Using HVAC furnace fan motor development as a test platform for IoT functionality, engineers took advantage of a step change in wireless motor monitoring technology: Near-Field Communication (NFC). Standard hardwired wireless communications such as Wi-Fi, Bluetooth, 3G or LTE all are based on radio signals or receivers and repeaters to transmit data to central locations, and, for the most part, are one-way communications. NFC wireless communicates via electromagnetic fields to a smartphone or enabled handheld device in immediate proximity. That phone or device serves as the internet connection, sending data from the motor or communicating commands to it using specialized apps.
With NFC-enabled motor monitoring technology, users have much broader access to performance data through the apps on their phones. OEMs and end users can then diagnose, program, reconfigure, recalibrate or upgrade motors individually and remotely, without the need for maintenance personnel to physically adjust the motor or take the motor off-line.
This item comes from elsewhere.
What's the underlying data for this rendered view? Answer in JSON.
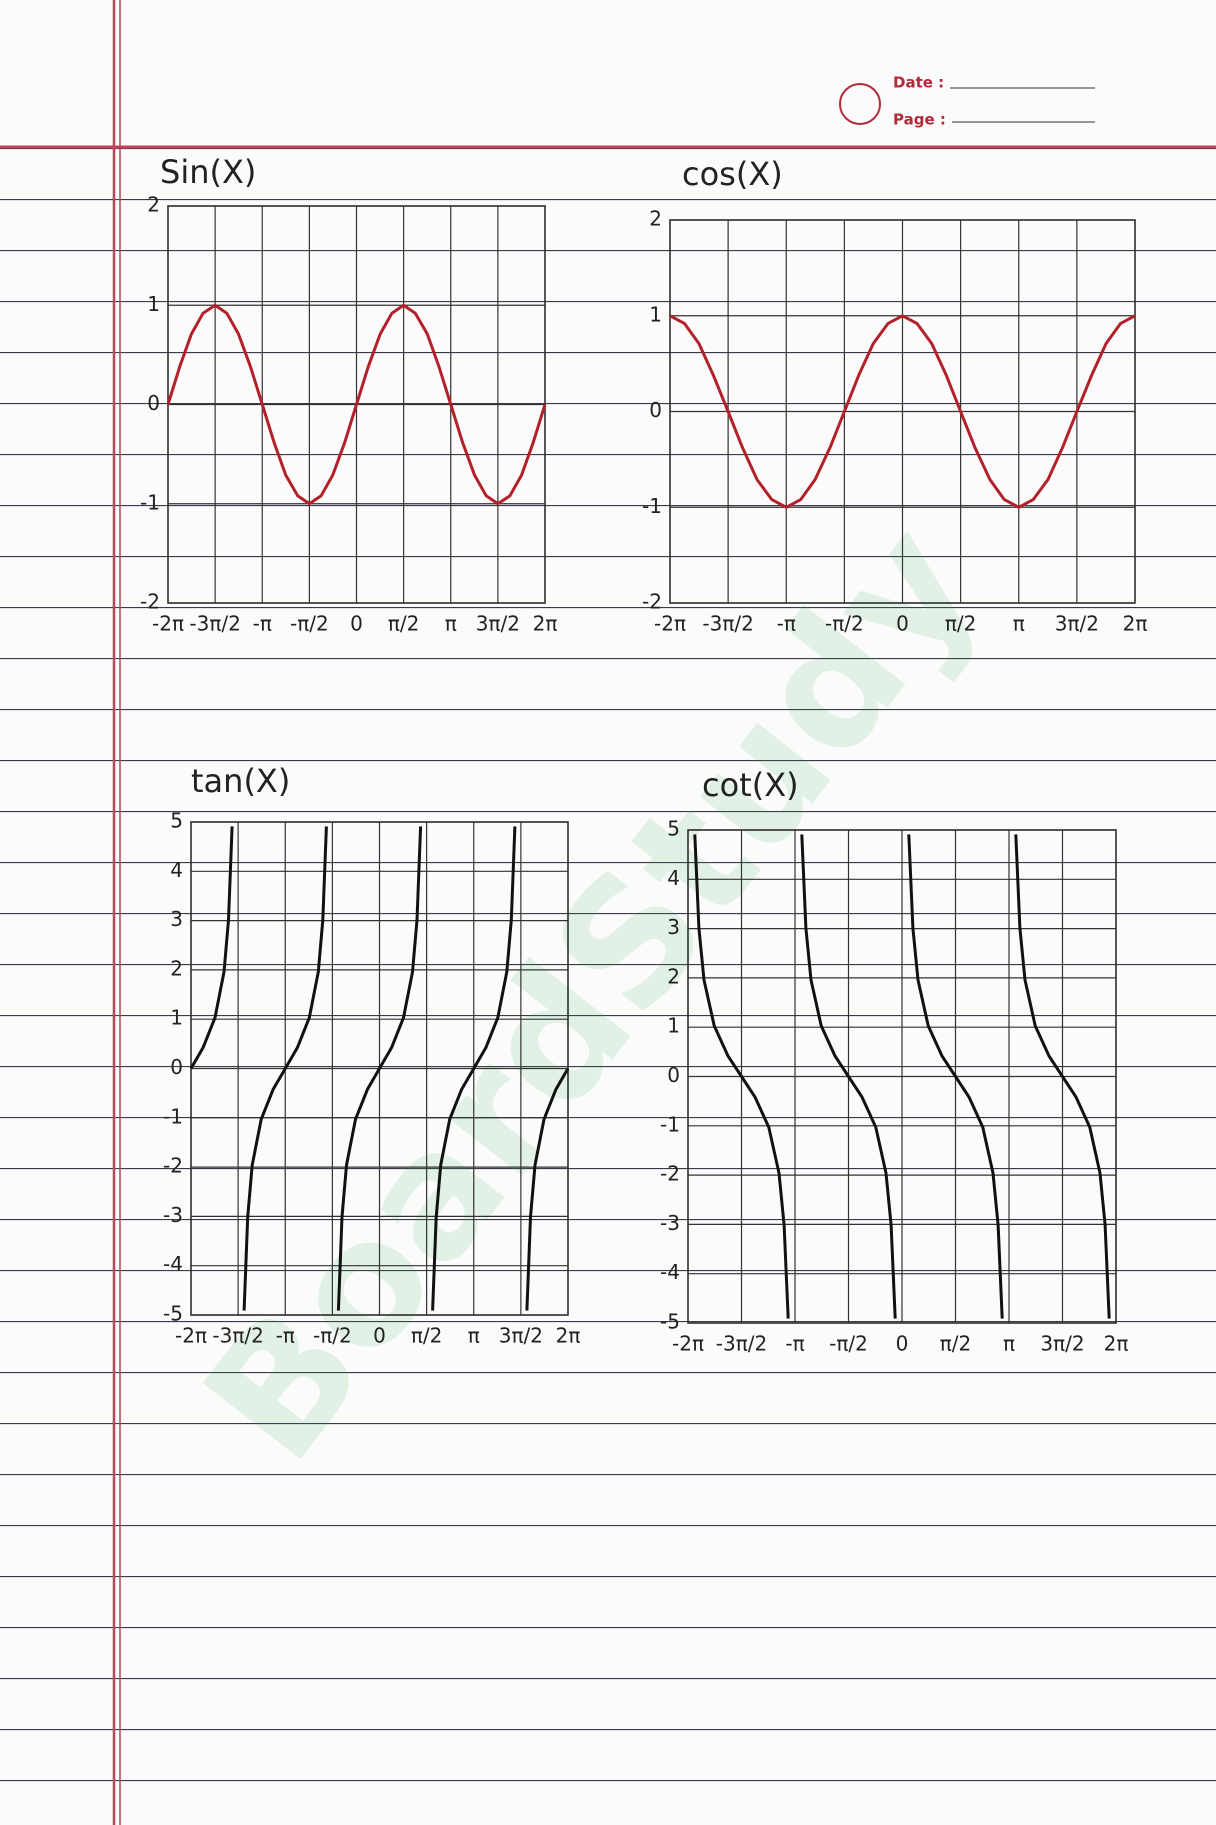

NFC communications doesn’t just collect data; it issues orders.
The Programming Wand
Communications to and from an HVAC furnace fan motor is enabled by a new type of handheld device: a wand that acts as a rechargeable, wireless device designed to provide customers the ability to easily use near-field communication to communicate to and from compatible motors. Users can use the wand to point and program the performance attributes of ECM motors by downloading proprietary software apps or collect motor data for verification and/or diagnostic purposes, uploaded to or transmitted from personal computers, mobile phones or tablets.
A direction from the Department of Energy in 2014 led to short-term innovations with long-term implications: a window into Internet of Things functionality, and new software tools for programming and rapid HVAC design.